Real-life efficacy of immunotherapy for Sézary syndrome: a multicenter observational cohort study
A. Bozonnat, M. Beylot‐Barry, O. Dereure, M. D’Incan, G. Quéreux, Emmanuella Guenova, Marie Perier‐Muzet, Stéphane Dalle, Florent Grange, M. Viguier, Caroline Ram-Wolff, Laurence Feldmeyer, Helmut Beltraminelli, Nathalie Bonnet, F. Amatore, E. Maubec, Nathalie Franck, L. Machet, François Chasset, F. Brunet‐Possenti, Jean-David Bouaziz, Maxime Battistella, Marie Donzel, Anne Pham-Ledard, C. Béjar, Hélène Moins-Teisserenc, Samia Mourah, Philippe Saïag, E. Hainaut, Catherine Michel, Guido Bens, Henri Adamski, F. Aubin, Serge Boulinguez, P. Joly, Billal Tedbirt, I. Templier, L. Troin, Henri Montaudié, S. Oro, Sarah Faiz, Laurent Mortier, Gábor Dobos, M. Bagot, Matthieu Resche‐Rigon, Claire Montlahuc, Arnaud Serret-Larmande, Adèle de Masson
Abstract
Background: Sézary syndrome is an extremely rare and fatal cutaneous T-cell lymphoma (CTCL). Mogamulizumab, an anti-CCR4 monoclonal antibody, has recently been associated with increased progression-free survival in a randomized clinical trial in CTCL. We aimed to evaluate OS and prognostic factors in Sézary syndrome, including treatment with mogamulizumab, in a real-life setting. Methods: Data from patients with Sézary (ISCL/EORTC stage IV) and pre-Sézary (stage IIIB) syndrome diagnosed from 2000 to 2020 were obtained from 24 centers in Europe. Age, disease stage, plasma lactate dehydrogenases levels, blood eosinophilia at diagnosis, large-cell transformation and treatment received were analyzed in a multivariable Cox proportional hazard ratio model.

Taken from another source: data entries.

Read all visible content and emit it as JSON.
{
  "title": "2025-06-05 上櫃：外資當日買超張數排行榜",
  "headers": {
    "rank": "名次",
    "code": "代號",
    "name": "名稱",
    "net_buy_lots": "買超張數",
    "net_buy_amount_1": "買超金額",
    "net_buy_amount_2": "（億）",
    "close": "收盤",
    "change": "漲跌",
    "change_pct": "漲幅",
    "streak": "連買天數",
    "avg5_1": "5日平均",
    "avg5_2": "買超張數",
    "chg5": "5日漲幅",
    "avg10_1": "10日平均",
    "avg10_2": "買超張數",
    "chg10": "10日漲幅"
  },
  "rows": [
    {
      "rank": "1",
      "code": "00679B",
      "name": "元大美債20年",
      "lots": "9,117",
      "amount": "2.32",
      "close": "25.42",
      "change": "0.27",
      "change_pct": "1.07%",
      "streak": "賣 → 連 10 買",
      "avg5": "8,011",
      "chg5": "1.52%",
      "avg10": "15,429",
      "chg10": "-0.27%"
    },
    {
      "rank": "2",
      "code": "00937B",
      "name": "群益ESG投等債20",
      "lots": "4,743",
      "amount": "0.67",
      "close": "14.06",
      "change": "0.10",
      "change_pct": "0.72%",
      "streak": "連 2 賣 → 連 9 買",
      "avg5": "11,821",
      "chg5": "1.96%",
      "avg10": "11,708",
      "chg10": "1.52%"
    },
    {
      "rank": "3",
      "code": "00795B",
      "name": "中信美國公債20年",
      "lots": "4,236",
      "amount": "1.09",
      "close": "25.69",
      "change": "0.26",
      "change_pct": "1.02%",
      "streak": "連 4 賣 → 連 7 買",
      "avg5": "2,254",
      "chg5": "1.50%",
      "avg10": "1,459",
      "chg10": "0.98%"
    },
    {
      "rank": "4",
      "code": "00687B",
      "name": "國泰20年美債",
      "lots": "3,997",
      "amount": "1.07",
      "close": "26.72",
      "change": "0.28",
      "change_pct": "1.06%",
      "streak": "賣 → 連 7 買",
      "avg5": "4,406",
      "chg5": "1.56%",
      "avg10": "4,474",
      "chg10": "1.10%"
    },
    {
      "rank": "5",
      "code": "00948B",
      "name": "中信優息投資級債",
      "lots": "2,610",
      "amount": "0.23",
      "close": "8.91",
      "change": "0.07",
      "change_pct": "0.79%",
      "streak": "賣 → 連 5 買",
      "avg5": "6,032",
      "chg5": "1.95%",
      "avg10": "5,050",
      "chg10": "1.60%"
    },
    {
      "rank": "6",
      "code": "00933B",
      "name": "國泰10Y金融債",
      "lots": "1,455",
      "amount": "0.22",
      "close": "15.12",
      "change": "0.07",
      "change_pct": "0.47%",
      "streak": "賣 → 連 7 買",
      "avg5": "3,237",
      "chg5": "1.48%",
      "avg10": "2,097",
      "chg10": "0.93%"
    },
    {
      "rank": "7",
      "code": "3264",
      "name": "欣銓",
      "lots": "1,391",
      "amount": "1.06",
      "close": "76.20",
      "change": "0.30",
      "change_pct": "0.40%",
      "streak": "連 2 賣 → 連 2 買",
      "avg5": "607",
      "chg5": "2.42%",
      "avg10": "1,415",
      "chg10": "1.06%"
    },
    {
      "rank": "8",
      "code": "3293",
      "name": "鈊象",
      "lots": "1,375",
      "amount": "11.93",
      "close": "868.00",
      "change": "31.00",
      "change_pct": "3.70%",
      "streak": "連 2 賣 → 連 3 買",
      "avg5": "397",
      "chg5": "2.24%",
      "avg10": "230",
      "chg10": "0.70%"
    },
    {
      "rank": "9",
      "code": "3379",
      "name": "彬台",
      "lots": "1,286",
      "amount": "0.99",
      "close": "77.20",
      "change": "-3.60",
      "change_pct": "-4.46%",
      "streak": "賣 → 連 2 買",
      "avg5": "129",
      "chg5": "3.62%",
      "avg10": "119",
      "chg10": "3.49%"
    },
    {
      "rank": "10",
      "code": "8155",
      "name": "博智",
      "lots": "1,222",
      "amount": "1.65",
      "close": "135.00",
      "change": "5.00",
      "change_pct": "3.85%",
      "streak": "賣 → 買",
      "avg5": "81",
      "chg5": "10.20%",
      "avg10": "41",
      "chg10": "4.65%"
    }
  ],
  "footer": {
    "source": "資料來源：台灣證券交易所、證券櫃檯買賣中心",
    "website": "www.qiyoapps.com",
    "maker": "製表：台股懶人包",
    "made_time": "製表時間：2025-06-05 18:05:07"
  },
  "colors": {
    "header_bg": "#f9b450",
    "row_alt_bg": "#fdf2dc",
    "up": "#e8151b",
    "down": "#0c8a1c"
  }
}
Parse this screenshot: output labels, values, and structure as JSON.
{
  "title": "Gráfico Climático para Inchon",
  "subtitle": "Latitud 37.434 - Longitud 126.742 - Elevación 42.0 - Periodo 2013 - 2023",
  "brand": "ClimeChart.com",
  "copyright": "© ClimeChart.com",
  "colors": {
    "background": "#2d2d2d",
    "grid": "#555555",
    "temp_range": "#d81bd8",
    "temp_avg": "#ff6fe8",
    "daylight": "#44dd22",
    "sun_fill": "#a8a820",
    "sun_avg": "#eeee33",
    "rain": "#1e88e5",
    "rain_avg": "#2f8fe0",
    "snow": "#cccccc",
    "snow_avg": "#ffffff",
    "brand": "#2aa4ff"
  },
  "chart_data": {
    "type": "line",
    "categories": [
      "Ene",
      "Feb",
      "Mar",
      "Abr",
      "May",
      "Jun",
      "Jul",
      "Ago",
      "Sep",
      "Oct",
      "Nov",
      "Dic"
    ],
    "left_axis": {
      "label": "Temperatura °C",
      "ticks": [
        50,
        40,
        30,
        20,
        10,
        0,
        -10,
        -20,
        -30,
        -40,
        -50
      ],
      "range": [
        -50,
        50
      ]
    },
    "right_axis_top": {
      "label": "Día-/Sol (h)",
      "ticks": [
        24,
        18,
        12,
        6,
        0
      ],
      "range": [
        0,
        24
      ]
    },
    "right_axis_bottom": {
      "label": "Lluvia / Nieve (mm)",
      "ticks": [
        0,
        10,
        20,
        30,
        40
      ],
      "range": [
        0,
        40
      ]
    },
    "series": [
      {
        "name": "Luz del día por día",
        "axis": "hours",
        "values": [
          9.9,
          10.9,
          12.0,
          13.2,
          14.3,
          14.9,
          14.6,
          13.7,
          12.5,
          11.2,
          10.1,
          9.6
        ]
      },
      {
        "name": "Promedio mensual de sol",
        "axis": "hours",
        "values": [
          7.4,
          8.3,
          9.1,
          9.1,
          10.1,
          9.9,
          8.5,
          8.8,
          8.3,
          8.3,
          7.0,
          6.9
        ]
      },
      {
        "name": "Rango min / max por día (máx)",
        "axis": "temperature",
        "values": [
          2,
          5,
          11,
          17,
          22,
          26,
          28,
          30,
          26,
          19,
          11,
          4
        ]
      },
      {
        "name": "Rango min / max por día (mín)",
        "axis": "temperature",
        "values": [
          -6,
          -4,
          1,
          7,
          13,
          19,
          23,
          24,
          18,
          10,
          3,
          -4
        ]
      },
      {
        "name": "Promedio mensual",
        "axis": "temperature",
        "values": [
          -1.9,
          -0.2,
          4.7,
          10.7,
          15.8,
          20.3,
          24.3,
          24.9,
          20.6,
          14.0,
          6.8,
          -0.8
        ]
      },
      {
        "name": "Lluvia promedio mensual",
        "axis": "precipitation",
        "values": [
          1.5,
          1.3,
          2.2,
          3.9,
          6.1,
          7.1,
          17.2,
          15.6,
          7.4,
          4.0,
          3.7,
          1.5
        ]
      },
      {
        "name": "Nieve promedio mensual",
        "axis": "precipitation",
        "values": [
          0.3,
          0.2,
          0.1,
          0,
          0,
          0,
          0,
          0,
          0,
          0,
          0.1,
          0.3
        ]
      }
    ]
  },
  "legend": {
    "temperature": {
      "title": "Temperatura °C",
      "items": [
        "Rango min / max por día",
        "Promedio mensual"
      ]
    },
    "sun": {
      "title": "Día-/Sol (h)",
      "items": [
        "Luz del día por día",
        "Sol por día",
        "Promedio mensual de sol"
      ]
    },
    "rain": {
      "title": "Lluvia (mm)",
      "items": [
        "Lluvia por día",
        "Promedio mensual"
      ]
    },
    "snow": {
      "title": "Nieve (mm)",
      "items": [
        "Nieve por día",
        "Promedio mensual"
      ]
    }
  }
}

This study has been registered in ClinicalTrials (SURPASSe01 study: NCT05206045). Findings: Three hundred and thirty-nine patients were included (58% men, median age at diagnosis of 70 years, Q1-Q3, 61-79): 33 pre-Sézary (9.7% of 339), 296 Sézary syndrome (87.3%), of whom 10 (2.9%) had large-cell transformation. One hundred and ten patients received mogamulizumab. Median follow-up was 58 months (95% confidence interval [CI], 53-68). OS was 46.5% (95% CI, 40.6%-53.3%) at 5 years. Multivariable analysis showed that age ≥ 80 versus <50 (HR: 4.9, 95% CI, 2.1-11.2, p = 0.001), and large-cell transformation (HR: 2.8, 95% CI, 1.6-5.1, p = 0.001) were independent and significant factors associated with reduced OS. Mogamulizumab treatment was significantly associated with decreased mortality (HR: 0.34, 95% CI, 0.15-0.80, p = 0.013). Interpretation: Treatment with mogamulizumab was significantly and independently associated with decreased mortality in Sézary syndrome. Funding: French Society of Dermatology, Swiss National Science Foundation (IZLIZ3_200253/1) and SKINTEGRITY.CH collaborative research program.